Sakin ve kendinden emin bir tavırla cevapladı Thomas;
-"Haklısın vampirler insanla beslenir, fakat benim aile zincirimin tamamında hayvan kanıyla beslenilmiş ve insanlarla iyi geçinilmiştir." diyerek açıklamasını yapsa da kafama bir şey takılmıştı. Tekrar soru yönelttim;
-"Peki sizden başka kaç aile zinciri var ? Ve onlardamı hayvan kanıyla besleniyorlar ?" diye sorduğum da ise konu biraz ciddileşti. Thomas bu sefer samimiyetini kaybetmiş resmi bir dille şöyle yanıtladı sorumu;
-"Vampirlerin 3 zinciri vardır bunlardan biri "Bloodsuckers'lar" diğeri "Bloodsellers'lar" ve biz "Nobility" olarak ayrılırlar. Bloodsuckerlar geceleri dışarlar da çok bulunurlar. Ve onlar senin dediğin kan emicilerdir. Bloodsellerlar insanlar için çok nadir tehdit oluştururlar. Bunlar genelde kan bankalarını soyarlar ve kanları satarlar. Nobilityler yani bizler ise soylular olarak anılırız. İnsan kanıyla beslenmeyiz.
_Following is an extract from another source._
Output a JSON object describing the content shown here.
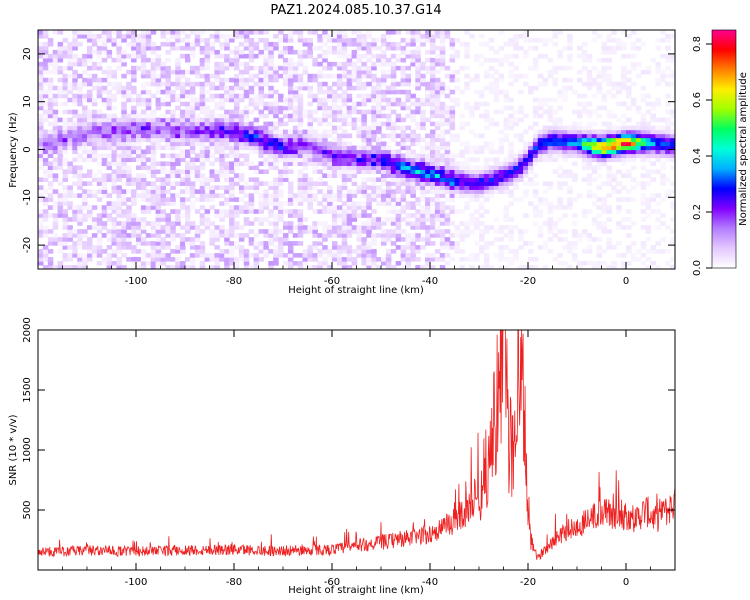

Soylularda her 10.000 yılda bir ölümsüz dişi vampir dünyaya gelir. Bu dişi vampirin bizden ayırt edici özelliği ise tüm 3 aile zincirindeki tüm vampirlerden güçlü olmasıdır. Bu yüzden diğer iki zincirden çoğu vampir bizi öldürmeye çalışır. Ve evlat karşında ki aile soylular zincirinin geriye kalan son ailesi.